At a local level, there are many groupings and organisations that could play a very positive role in ensuring progressive developments. A new leadership can emerge from below, from the rank and file fighters. From the beginning, the mainly youthful protesters rapidly organised small local committees to document and publicise the uprisings. Over time, these have evolved into a web of commissions, councils and unions, formally grouped around three coalitions: the Syrian Revolution General Commission (SRGC), the Ghad Alliance, and the Higher Council of the Syrian Revolution.

Mehdi Hasan, a political editor of the London New Statesman, reports, “those who are on the streets, … have said again and again to Western reporters, to human rights groups – ‘We don’t want military intervention’, ‘We are opposed to both the Syrian president, the Assad regime, and we are opposed to Western intervention. We saw what happened in Iraq'”. Obviously as the repression intensifies different outcomes are possible. The most progressive is that whole divisions of the Syrian Army refuse orders, mutiny, turn their heavy weapons on Assad’s palace and his Republican Guard.

What comes next?

It is the plain duty of revolutionaries worldwide to support the Syrian uprising, both the mass of unarmed demonstrators and the soldiers who have defected to the side of the people and are defending them. Whatever the character of its actual or claimed leadership, or its self-proclaimed sympathisers in the Arab world, in North America and Europe, it is a justified and progressive, mass national uprising against a totalitarian dictatorship.

The uprisings of the Arab Spring are genuine mass revolts by the youth and the workers and must be supported whether they are directed against pro-imperialist or “anti-imperialist” regimes. At the same time, we must oppose imperialism utilising any pretext to take over any country or impose a puppet regime. Therefore we reject any imperialist intervention, including US-missions and “blue helmets” (with or without the consent of Russia/China). These can only lead either to complete empty gesture or to a further move to an outright intervention.

The Western imperialists and – for partially different interest Turkey and the Arab League – want to impose a solution, which will conservatise and render harmless the social power of the revolutions. They now want the removal of Assad, but at the same time remain- as in Egypt they want the military police apparatus left largely intact. Moreover, it shall ensure that any new regime continues stable relations with Israel as the Assad regime did.

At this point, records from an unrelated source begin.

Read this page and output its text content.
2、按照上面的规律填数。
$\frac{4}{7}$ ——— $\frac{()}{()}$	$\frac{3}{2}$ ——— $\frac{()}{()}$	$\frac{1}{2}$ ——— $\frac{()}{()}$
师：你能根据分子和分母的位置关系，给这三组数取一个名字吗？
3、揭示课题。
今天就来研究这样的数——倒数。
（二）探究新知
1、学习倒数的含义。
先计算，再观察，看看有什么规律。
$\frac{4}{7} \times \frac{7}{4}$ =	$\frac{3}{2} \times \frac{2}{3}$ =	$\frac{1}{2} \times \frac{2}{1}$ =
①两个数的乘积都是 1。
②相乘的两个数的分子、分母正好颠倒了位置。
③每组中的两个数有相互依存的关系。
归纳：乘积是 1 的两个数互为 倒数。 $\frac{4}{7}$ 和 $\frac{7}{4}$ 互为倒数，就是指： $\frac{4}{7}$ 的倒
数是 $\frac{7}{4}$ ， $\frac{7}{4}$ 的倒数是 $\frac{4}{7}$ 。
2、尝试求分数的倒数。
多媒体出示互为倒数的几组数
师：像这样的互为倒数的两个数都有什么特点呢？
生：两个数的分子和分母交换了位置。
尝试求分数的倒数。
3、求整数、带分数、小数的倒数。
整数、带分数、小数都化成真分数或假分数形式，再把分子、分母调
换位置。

Revolutionaries have neither interest in nor concern for the Great Power (in fact imperialist) interests of Russia and China. Nor do we deny the right of the rebels fighting for democracy to ask for and receive weapons and logistical assistance from other imperialist powers (i.e. from US and the EU). As long as these revolutionary movements remain mass popular uprisings rooted in the youth, workers and the oppressed, we support them in their objective of bringing down these dictatorships.

However, we call for all aid and weapons to be taken without accepting or honouring any “strings” and be put under the control of the popular revolutionary forces. We oppose all actions by the US/EU and the UN or Arab League that tend to subordinate these movements to a project of occupying, economically dominating or dictating the post revolutionary regimes. This includes Nato bombing and the sending in of special forces.

We reject totally the view that movements such those as in Libya and Syria should restrict themselves to “peaceful, non-violent actions” or avoid “civil war.” The turn to war is not a choice of tactics but is imposed by the bloody repression of totalitarian regimes. Whoever abandons a revolution when this occurs is no revolutionary but merely a wretched liberal.

Quite the opposite. Once a struggle has assumed forms of civil war or an uprising, the revolution can only succeed, if it arms itself, if it defends its demonstrations and actions with armed militias formed from volunteers and defecting soldiers.

Of course, the mass actions on the streets and in the workplaces, and the attempts to win over the regime’s soldiers, remain critical to victory. Purely military or guerrilla actions by a minority of self-armed youth, or defectors from the army and police, cannot defeat a still disciplined army equipped with tanks, artillery and aircraft. If the working class in the workshops and factories and the sons of the working class in the army take action, come over to the side of the revolution, then “everything is possible” including a workers’ and peasants’ government, a mighty impulse to creating a socialist United States of the Middle East.